The gap between global narratives of “poverty eradication” and the continuing socio-economic crisis within Bangladesh

These are legitimate questions—ones that remain unresolved. Until they are answered transparently, why should Indian students be compelled to treat his work as exemplary?
India Has No Shortage of Ethical Thinkers

This protest is also about academic self-respect.

India is home to an extraordinary lineage of thinkers—economists, social reformers, philosophers, and educationists—who worked for upliftment without ideological ambiguity or geopolitical baggage. From Deendayal Upadhyaya to Amartya Sen, from Mahatma Gandhi’s economic thought to contemporary Indian development models, the choices are vast.
Why, then, should Indian universities feel compelled to spotlight a figure whose legacy is actively contested, especially when his ideological positioning is perceived by many as hostile to Indian interests and Hindu civilizational security?

Academic Freedom Does Not Mean Academic Carelessness

This is not a call to ban books or erase names from history. Dr. Yunus can be studied in research contexts, debated critically, or examined as a case study with counter-arguments. But placing his writings in a general compulsory curriculum, without contextual disclaimers or balanced critique, risks uncritical glorification.
Students at the undergraduate level are not policy analysts. They absorb signals. And the signal here is deeply troubling.
A Question for Guwahati University
Guwahati University stands in Assam—a border state, culturally sensitive, geopolitically vulnerable, and historically aware of ideological infiltration. Decisions taken here carry symbolic weight. The question is simple, yet unavoidable:
Why must a politically controversial, ideologically disputed foreign figure be given academic legitimacy in Indian classrooms—at this moment, in this context? Reconsideration is not a weakness. It is wisdom.
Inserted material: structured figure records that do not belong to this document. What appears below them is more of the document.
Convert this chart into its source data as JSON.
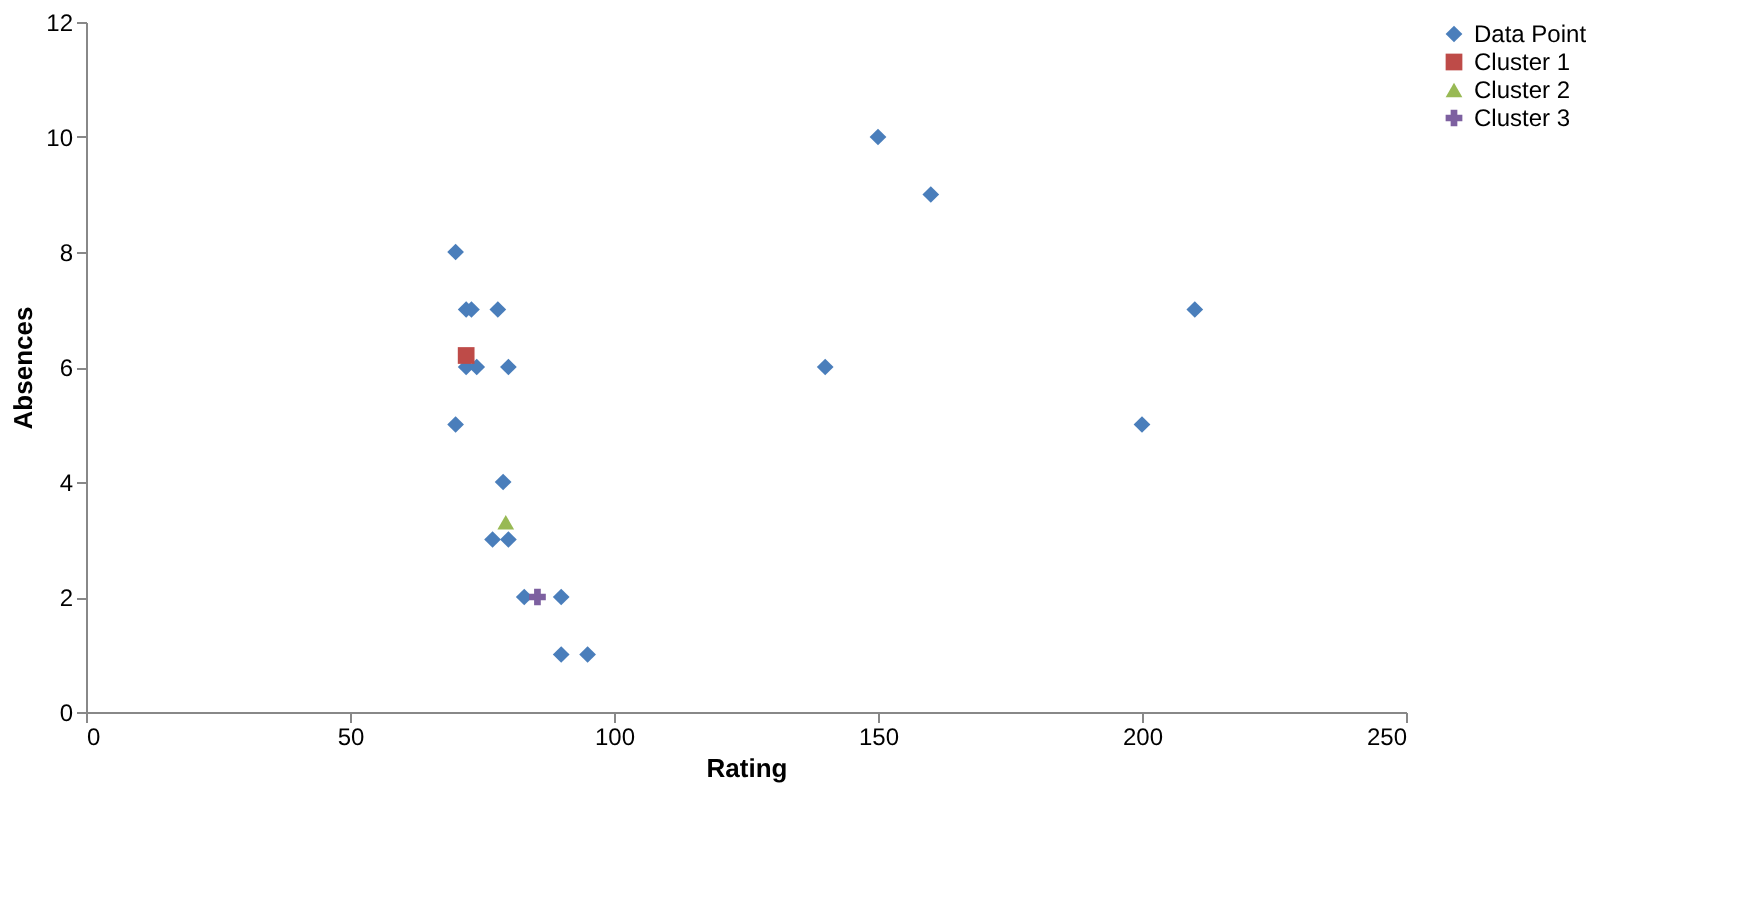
{
  "chart_data": {
    "type": "scatter",
    "xlabel": "Rating",
    "ylabel": "Absences",
    "xlim": [
      0,
      250
    ],
    "xticks": [
      0,
      50,
      100,
      150,
      200,
      250
    ],
    "ylim": [
      0,
      12
    ],
    "yticks": [
      0,
      2,
      4,
      6,
      8,
      10,
      12
    ],
    "grid": false,
    "legend": "right",
    "series": [
      {
        "name": "Data Point",
        "color": "#4a7ebb",
        "marker": "diamond",
        "x": [
          70,
          72,
          73,
          78,
          72,
          74,
          80,
          70,
          79,
          77,
          79,
          80,
          83,
          90,
          90,
          95,
          150,
          160,
          140,
          210,
          200
        ],
        "values": [
          8,
          7,
          7,
          7,
          6,
          6,
          6,
          5,
          4,
          3,
          null,
          3,
          2,
          2,
          1,
          1,
          10,
          9,
          6,
          7,
          5
        ]
      },
      {
        "name": "Cluster 1",
        "color": "#be4b48",
        "marker": "square",
        "x": [
          72
        ],
        "values": [
          6.2
        ]
      },
      {
        "name": "Cluster 2",
        "color": "#98b954",
        "marker": "triangle",
        "x": [
          79.5
        ],
        "values": [
          3.3
        ]
      },
      {
        "name": "Cluster 3",
        "color": "#7d60a0",
        "marker": "cross",
        "x": [
          85.5
        ],
        "values": [
          2
        ]
      }
    ]
  }
}
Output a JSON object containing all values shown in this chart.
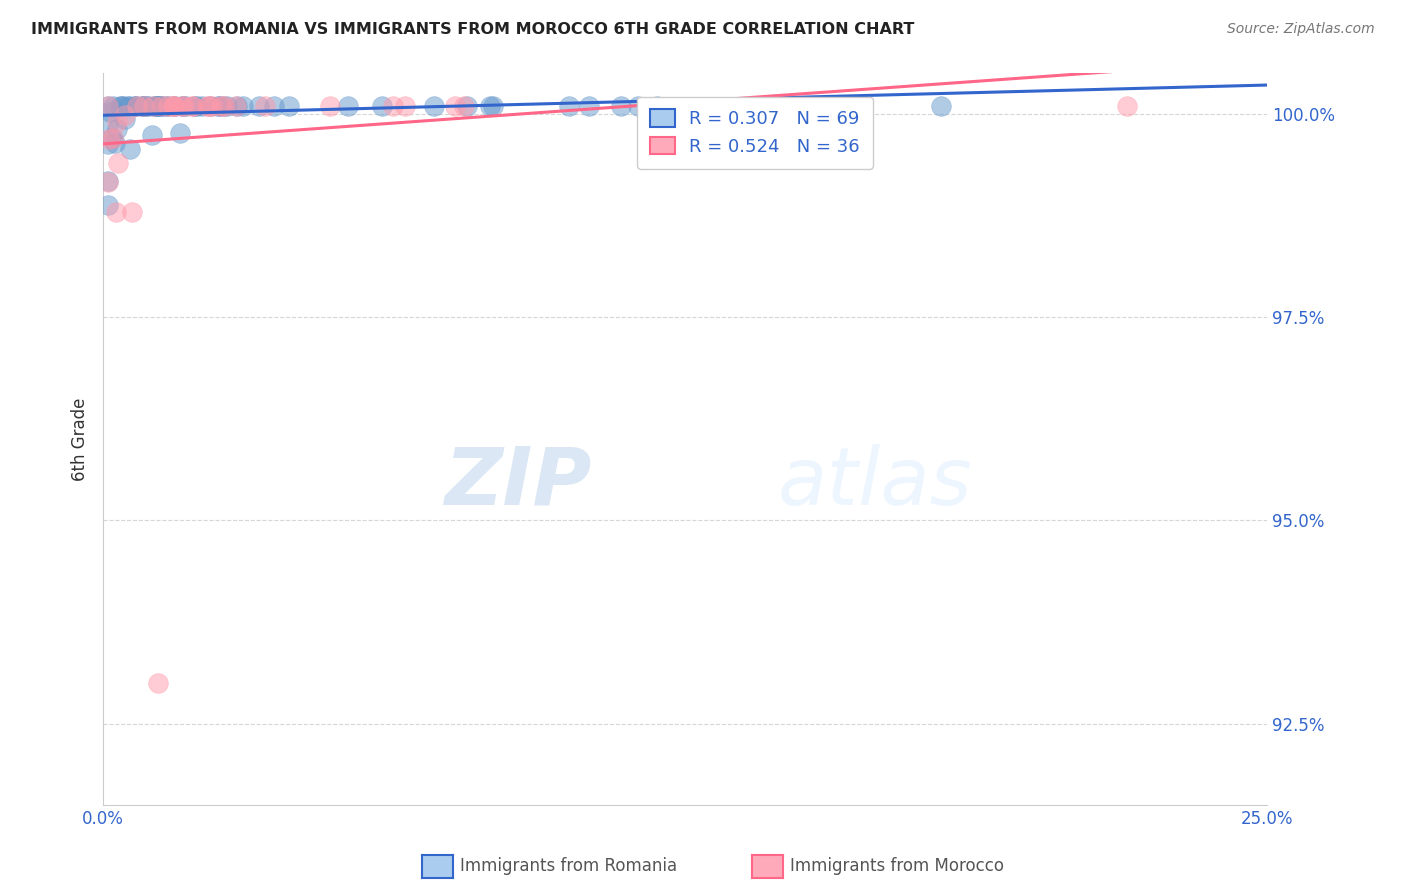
{
  "title": "IMMIGRANTS FROM ROMANIA VS IMMIGRANTS FROM MOROCCO 6TH GRADE CORRELATION CHART",
  "source": "Source: ZipAtlas.com",
  "ylabel": "6th Grade",
  "yaxis_labels": [
    "100.0%",
    "97.5%",
    "95.0%",
    "92.5%"
  ],
  "yaxis_values": [
    1.0,
    0.975,
    0.95,
    0.925
  ],
  "xmin": 0.0,
  "xmax": 0.25,
  "ymin": 0.915,
  "ymax": 1.005,
  "romania_R": 0.307,
  "romania_N": 69,
  "morocco_R": 0.524,
  "morocco_N": 36,
  "romania_color": "#6699CC",
  "morocco_color": "#FF99AA",
  "romania_line_color": "#3366CC",
  "morocco_line_color": "#FF6688",
  "watermark_zip": "ZIP",
  "watermark_atlas": "atlas",
  "legend_box_color_romania": "#AACCEE",
  "legend_box_color_morocco": "#FFAABB"
}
Conclusion: This Is About Boundaries

Nations survive not only through armies and economies, but through intellectual boundaries. When those boundaries blur, erosion begins quietly—in syllabi, in classrooms, in normalized narratives.
India has every right to decide who deserves a pedestal in its education system. Intellectual capability alone is not enough. Moral clarity, national alignment, and civilizational sensitivity matter.
For these reasons, many believe that Dr. Mohammad Yunus—regardless of global recognition—should not be incorporated into India’s academic curriculum. At least not without rigorous context, open debate, and institutional accountability.
Reconsideration is not censorship. It is an assertion of academic sovereignty.